In New York City, it was found that more than 1,300 green areas were sprayed with pesticides, of which Monsanto's Roundup was discovered to be the most commonly used variety. Coincidentally, incidences of non-Hodgkin lymphoma and breast cancer cases were also becoming more prevalent and could be linked to the excessive use of the harmful pesticide in the city.

It is also an issue in the U.K. where in Newcastle, city council members cite glyphosate's benefits. "We have a duty to maintain the infrastructure of the city," says Michael Murphy, director of communities in Newcastle, U.K. "Weeds can cause trip hazards and physical damage to surfacing as well as block sightlines, trap litter and look unsightly." The city council maintains that spraying glyphosate is not detrimental to public health.

Unfortunately, the spraying of glyphosate is common in many public areas around the world.

Find out if your town is spraying Roundup: ways to make your voice heard

Contact federal, state and local officials

Get in touch with officials that represent your area. As a tax-paying citizen, you're well within your rights to inquire about areas that receive such treatment. Then, encourage them to no longer use harmful chemicals in public spaces.

This step was taken in British Columbia, Canada, where a handful of Port Alberni residents emailed city council members a link to the journal Entropy, which detailed the harmful health problems associated with Roundup such as cancer and infertility.

You can do the same in your area of residence. Voice your opinion about the use of harmful pesticides. The Pesticide Action Network (PAN) is a great resource; this link provides you with everything from sample letters to use as a model when contacting a local representative to a list of federal, state and local agencies and officials. Specifically, seek pesticide and fertilization regulation divisions and departments responsible for issuing the commercial licensing of such processes.

Get detailed, hone in on extremely local avenues

Have you ever noticed how lush and green golf courses are? What about wedding venues? Even some shopping centers or corporate offices boast pine-green lawns where people sit on nearby benches, talking with friends or colleagues.

For example, the Golf Course Superintendents Association of America says on its web site that "it is very important to note that pesticides and fertilizers are not used primarily for aesthetic reasons. First and foremost, they are tools that help ensure a healthy playing surface for the game." They go on to say that golfers are not at risk and that "Golf courses are tremendous economic assets, as well as vital greenspaces for communities."

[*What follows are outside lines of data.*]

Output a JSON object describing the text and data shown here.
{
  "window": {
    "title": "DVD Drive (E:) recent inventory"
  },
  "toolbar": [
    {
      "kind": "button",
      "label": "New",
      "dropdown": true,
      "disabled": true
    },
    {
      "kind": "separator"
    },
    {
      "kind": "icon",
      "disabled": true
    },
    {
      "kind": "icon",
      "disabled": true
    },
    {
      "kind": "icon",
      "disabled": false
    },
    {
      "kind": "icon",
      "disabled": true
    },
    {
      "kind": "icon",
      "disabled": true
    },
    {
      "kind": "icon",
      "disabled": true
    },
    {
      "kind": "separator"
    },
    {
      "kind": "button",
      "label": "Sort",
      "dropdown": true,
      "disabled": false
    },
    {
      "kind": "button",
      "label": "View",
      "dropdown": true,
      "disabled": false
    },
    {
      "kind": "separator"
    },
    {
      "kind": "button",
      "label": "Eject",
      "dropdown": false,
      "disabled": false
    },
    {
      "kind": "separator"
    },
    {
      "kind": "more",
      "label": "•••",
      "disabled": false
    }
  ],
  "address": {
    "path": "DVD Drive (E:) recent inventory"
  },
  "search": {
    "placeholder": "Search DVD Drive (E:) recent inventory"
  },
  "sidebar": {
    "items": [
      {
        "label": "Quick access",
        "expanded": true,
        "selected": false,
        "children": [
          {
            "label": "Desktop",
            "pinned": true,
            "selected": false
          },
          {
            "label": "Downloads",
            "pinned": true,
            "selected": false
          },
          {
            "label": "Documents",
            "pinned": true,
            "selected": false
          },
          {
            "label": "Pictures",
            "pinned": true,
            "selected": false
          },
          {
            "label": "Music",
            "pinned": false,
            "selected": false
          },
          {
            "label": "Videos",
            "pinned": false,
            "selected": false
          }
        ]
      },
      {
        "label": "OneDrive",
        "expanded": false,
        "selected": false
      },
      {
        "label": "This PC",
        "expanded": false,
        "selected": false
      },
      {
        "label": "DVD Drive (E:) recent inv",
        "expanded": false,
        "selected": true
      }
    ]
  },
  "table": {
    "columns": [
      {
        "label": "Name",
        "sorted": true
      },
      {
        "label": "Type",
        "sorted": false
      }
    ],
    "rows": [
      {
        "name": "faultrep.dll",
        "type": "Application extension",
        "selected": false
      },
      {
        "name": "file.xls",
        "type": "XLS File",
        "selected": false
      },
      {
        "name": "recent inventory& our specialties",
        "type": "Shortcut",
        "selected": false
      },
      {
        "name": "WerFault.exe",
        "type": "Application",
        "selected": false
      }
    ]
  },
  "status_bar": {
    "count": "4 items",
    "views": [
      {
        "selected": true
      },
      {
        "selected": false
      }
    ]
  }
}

Perhaps it's time for you to inform them of the studies and stories you've read that detail the harms of pesticides and why that matters more than "economic assets." Why not share with them information about Roundup's health hazards or even ask them outright if they know what pesticide brand is used near courses in your area. According to their site, they can be reached at 1-800-472-7878 and a list of staff members can be found here.

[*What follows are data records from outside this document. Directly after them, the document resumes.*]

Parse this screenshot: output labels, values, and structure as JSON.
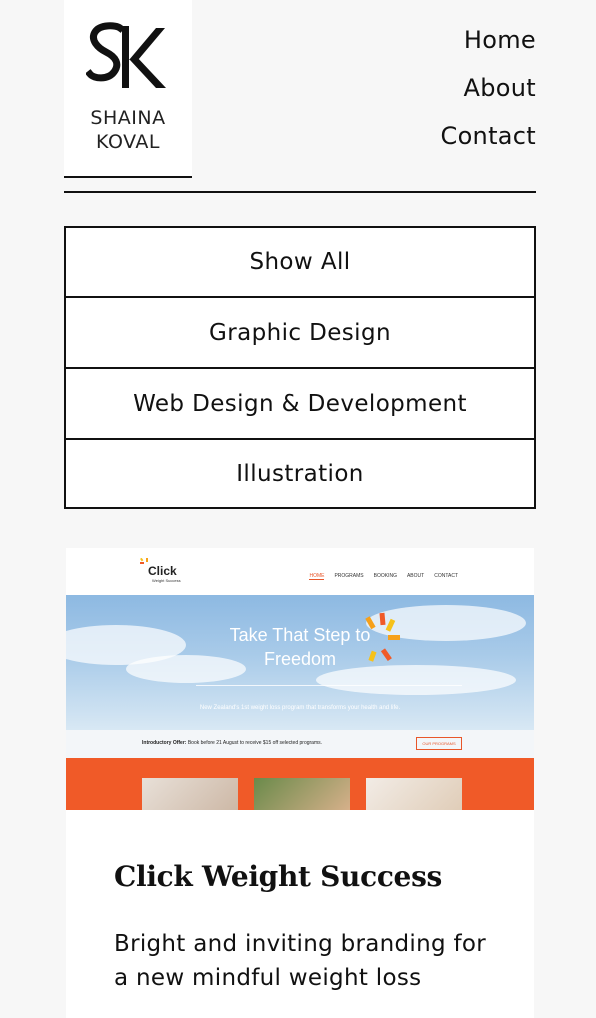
{
  "brand": {
    "line1": "SHAINA",
    "line2": "KOVAL",
    "logo_icon": "sk-monogram-logo"
  },
  "nav": {
    "items": [
      {
        "label": "Home"
      },
      {
        "label": "About"
      },
      {
        "label": "Contact"
      }
    ]
  },
  "filters": [
    {
      "label": "Show All"
    },
    {
      "label": "Graphic Design"
    },
    {
      "label": "Web Design & Development"
    },
    {
      "label": "Illustration"
    }
  ],
  "project": {
    "title": "Click Weight Success",
    "description": "Bright and inviting branding for a new mindful weight loss",
    "thumbnail": {
      "logo_text": "Click",
      "logo_sub": "Weight Success",
      "nav": [
        "HOME",
        "PROGRAMS",
        "BOOKING",
        "ABOUT",
        "CONTACT"
      ],
      "headline_1": "Take That Step to",
      "headline_2": "Freedom",
      "subline": "New Zealand's 1st weight loss program that transforms your health and life.",
      "offer_label": "Introductory Offer:",
      "offer_text": "Book before 21 August to receive $15 off selected programs.",
      "offer_button": "OUR PROGRAMS"
    }
  },
  "colors": {
    "accent_orange": "#f05a28",
    "text": "#111111",
    "background": "#f7f7f7"
  }
}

Search the areas that directly impact you and learn which pesticides are used

Find out which other locations in your area make claims on their web site that pesticides are safe. Is it your child's school? That walking trail you jog? A local garden show? Visit their web sites.

Even a simple search on popular job sites for lawn care techs or commercial fertilizer specialists can help you pinpoint which parks or corporate complexes near you are searching for experts to douse the area with pesticides. Contact them and encourage them to consider natural alternatives such as vinegar sprays or ladybugs that remove problematic pests safely. At the very least, you can making your thoughts clear.

You might also want to considering digging a little to find out who sponsors area home and garden shows or even sporting events. If they have Roundup as a sponsor, why not get in touch with that particular organization and express your concern?